The miRNA-CR regulatory relations were integrated from several experiment validation or sequence-based prediction databases such as RAID [7], mir2Disease [8], miRTarBase [9], miRDB [10], miRWalk [11] and TargetSCAN [12]. We then calculated Pearson correlations between the expression levels of miRNA and CR, and sorted the miRNA-CR pairs by the frequency of cancer types in which they are negatively correlated.



References
[1] Gonzalez-Perez A, et al. The mutational landscape of chromatin regulatory factors across 4,623 tumor samples. Genome biology 14.9 (2013): r106.

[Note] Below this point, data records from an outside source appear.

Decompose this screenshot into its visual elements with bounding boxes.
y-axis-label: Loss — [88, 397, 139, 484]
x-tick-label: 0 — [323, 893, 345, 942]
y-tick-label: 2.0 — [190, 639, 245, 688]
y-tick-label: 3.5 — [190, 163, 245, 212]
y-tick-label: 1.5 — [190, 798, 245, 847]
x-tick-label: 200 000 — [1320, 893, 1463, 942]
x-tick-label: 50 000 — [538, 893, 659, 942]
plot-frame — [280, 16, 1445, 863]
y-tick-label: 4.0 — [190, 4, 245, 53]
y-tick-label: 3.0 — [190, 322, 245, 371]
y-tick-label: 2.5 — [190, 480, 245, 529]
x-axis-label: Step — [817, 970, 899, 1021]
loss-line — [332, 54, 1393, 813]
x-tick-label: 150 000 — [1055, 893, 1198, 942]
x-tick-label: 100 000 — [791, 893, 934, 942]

[2] Shah, MA, et al. A global assessment of cancer genomic alterations in epigenetic mechanisms. Epigenetics & chromatin 7.1 (2014): 29.
[3] Yang Z, et al. An integrative pan-cancer-wide analysis of epigenetic enzymes reveals universal patterns of epigenomic deregulation in cancer. Genome biology 16.1 (2015): 140.
[4] Law CW, et al. Voom: precision weights unlock linear model analysis tools for RNA-seq read counts. Genome biology 15.2 (2014): R29.
[5] Ritchie ME, et al. limma powers differential expression analyses for RNA-sequencing and microarray studies. Nucleic acids research 43.7 (2015): e47-e47.
[6] Lachmann A, et al. ARACNe-AP: gene network reverse engineering through adaptive partitioning inference of mutual information. Bioinformatics 32.14 (2016): 2233-2235.
[7] Yi, Y, et al. RAID v2. 0: an updated resource of RNA-associated interactions across organisms. Nucleic acids research 45.D1 (2017): D115-D118.
[8] Jiang, Q, et al. miR2Disease: a manually curated database for microRNA deregulation in human disease. Nucleic acids research 37.suppl_1 (2008): D98-D104.
[9] Chou, C, et al. miRTarBase 2016: updates to the experimentally validated miRNA-target interactions database. Nucleic acids research 44.D1 (2015): D239-D247.
[10] Wong, N, et al. miRDB: an online resource for microRNA target prediction and functional annotations. Nucleic acids research 43.D1 (2014): D146-D152.
[11] Dweep, H, et al. miRWalk2. 0: a comprehensive atlas of microRNA-target interactions. Nature methods 12.8 (2015): 697-697.
[12] Agarwal, V, et al. Predicting effective microRNA target sites in mammalian mRNAs. elife 4 (2015): e05005.